Protein lysates were obtained with RIPA buffer containing protease inhibitors. Following clarification of the lysate by centrifugation and assessment of protein centrifugation by BCA assay, samples were diluted in Laemmli buffer and boiled. Twenty micrograms of protein were electrophoretically separated using 4–20% Mini-PROTEAN TGX Precast Protein Gels (Bio-Rad). Proteins were transferred to PVDF membranes and blocked in PBS with 0.1% Tween-20 (PBST) and 5% bovine serum albumin (BSA). The anti-RBM20 rabbit polyclonal primary antibody (ThermoFisher #PA5-57404) was diluted at 1:500 in PBST 1% BSA and incubated overnight at 4 °C. Membranes were washed three times in PBST for 10 min at room temperature, incubated for 1 h at room temperature with goat anti-rabbit HRP-conjugated secondary antibody, and washed three times in PBST for 10 min.

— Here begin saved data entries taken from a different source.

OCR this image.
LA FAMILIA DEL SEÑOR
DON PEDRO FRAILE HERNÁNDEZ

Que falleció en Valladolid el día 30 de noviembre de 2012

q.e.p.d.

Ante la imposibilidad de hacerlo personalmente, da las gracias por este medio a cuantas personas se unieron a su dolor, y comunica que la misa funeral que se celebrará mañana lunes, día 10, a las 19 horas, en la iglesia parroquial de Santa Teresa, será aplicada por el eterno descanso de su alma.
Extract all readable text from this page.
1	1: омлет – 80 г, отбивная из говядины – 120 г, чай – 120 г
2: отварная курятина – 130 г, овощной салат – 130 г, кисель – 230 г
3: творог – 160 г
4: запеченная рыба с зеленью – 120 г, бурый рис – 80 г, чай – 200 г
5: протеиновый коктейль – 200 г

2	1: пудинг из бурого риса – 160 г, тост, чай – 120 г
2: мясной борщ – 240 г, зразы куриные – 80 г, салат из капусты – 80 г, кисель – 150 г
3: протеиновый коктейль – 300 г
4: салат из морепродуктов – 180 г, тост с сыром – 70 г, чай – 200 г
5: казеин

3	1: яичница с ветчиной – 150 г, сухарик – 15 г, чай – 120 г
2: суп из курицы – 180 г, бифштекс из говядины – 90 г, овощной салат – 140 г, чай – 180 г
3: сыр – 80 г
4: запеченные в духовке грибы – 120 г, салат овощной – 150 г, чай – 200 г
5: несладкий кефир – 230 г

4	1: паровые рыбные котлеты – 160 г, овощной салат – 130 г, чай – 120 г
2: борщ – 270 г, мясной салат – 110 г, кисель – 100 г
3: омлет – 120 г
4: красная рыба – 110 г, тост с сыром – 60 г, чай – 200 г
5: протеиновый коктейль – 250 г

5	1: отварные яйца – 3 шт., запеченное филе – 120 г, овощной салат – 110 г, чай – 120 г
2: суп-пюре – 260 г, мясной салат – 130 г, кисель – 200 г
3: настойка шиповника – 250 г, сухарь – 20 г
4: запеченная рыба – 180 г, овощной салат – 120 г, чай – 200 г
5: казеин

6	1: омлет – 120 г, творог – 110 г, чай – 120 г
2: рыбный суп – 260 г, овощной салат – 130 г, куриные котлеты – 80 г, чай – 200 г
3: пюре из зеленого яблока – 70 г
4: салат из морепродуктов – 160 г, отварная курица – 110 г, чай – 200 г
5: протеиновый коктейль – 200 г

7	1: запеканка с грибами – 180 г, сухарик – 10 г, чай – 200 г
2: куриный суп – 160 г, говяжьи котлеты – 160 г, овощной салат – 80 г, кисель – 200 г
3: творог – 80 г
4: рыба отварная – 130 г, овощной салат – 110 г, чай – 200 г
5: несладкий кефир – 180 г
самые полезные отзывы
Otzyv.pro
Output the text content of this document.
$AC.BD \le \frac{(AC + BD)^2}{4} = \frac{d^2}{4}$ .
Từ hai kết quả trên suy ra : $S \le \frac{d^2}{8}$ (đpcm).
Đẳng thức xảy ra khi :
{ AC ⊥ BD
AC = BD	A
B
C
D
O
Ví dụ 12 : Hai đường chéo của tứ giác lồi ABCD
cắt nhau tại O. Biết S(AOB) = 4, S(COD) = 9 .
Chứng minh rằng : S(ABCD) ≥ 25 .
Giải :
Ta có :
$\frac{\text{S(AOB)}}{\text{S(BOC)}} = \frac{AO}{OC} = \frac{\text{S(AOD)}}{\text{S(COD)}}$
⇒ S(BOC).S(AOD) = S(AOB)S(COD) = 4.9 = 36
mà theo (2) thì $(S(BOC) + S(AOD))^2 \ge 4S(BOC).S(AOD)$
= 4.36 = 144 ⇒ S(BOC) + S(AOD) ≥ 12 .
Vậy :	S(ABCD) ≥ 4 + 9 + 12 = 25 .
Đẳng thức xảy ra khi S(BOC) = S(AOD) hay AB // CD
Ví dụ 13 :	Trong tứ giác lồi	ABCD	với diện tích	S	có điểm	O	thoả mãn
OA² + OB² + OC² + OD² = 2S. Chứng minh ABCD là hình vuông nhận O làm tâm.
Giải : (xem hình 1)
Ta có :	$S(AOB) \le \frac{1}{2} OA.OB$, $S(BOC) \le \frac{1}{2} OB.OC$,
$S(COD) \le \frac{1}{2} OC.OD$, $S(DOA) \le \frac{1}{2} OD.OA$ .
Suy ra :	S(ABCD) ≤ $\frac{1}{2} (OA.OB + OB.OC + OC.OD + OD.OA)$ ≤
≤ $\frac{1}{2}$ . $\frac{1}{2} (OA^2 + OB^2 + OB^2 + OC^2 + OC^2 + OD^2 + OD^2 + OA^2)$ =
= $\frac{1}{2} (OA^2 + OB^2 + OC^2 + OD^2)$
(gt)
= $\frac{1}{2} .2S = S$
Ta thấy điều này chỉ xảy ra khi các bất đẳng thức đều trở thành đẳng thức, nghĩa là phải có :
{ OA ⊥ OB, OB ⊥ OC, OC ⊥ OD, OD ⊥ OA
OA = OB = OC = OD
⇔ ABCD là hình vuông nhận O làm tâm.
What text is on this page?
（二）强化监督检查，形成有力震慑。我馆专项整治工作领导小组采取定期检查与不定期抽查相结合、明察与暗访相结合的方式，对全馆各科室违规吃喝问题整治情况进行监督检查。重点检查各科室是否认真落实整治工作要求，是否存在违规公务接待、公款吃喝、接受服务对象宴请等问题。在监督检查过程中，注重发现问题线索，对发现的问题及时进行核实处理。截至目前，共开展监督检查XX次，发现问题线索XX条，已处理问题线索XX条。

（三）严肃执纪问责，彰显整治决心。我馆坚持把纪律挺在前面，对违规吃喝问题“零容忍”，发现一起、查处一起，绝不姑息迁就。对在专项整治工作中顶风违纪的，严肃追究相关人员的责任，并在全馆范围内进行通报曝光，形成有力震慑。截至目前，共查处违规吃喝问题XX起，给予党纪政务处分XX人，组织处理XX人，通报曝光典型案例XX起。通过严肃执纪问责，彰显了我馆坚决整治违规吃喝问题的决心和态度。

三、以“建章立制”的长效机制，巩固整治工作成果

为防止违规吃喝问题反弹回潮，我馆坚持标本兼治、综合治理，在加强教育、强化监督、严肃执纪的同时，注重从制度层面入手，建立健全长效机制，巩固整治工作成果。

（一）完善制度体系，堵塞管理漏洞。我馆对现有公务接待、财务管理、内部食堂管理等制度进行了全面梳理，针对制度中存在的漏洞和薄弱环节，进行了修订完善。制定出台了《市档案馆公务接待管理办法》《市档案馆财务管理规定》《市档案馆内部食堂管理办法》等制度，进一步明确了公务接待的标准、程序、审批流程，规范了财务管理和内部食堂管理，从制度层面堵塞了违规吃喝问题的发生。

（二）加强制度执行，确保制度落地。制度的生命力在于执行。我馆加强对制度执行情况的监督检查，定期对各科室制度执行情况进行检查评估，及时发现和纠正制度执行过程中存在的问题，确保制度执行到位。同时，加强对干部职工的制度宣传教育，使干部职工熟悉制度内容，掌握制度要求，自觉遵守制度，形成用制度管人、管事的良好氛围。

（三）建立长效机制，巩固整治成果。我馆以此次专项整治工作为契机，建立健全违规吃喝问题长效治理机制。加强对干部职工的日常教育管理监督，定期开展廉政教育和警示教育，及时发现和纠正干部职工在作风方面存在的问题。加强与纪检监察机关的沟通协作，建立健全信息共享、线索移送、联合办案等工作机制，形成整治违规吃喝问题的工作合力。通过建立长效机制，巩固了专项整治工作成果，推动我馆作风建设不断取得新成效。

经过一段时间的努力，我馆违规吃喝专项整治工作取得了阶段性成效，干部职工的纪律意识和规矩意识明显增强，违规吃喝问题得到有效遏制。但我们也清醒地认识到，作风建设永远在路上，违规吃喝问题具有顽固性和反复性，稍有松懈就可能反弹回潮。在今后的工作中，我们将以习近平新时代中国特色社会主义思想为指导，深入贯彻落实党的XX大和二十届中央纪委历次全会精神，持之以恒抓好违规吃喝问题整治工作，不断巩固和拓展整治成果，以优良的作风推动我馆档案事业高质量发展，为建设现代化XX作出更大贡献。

Chemiluminescent reaction was initiated by incubation with SuperSignal West Pico Chemiluminescent Substrate (ThermoFisher), and images were acquired using a ChemiDoc Imaging System (Bio-Rad) in “high resolution” mode. Before re-probing for the housekeeping protein GAPDH (mouse monoclonal [6C5] diluted at 1:5000; Abcam #8245) according to the same protocol but using goat anti-mouse HRP-conjugated secondary antibody, membranes were treated with Restore Plus western blot stripping buffer (ThermoFisher), washed three times, and re-blocked.

Statistical analyses

Standard statistical analyses were performed using R or Prism 6 (GraphPad). The type and number of replicates, the statistical test used, and the test results are described in the figure legends. All statistical tests employed were two-tailed. No experimental samples were excluded from the statistical analyses. Sample size was not pre-determined through power calculations, and no randomization or investigator blinding approaches were implemented during the experiments and data analyses.

Reporting Summary

Further information on experimental design is available in the Nature Research Reporting Summary linked to this article.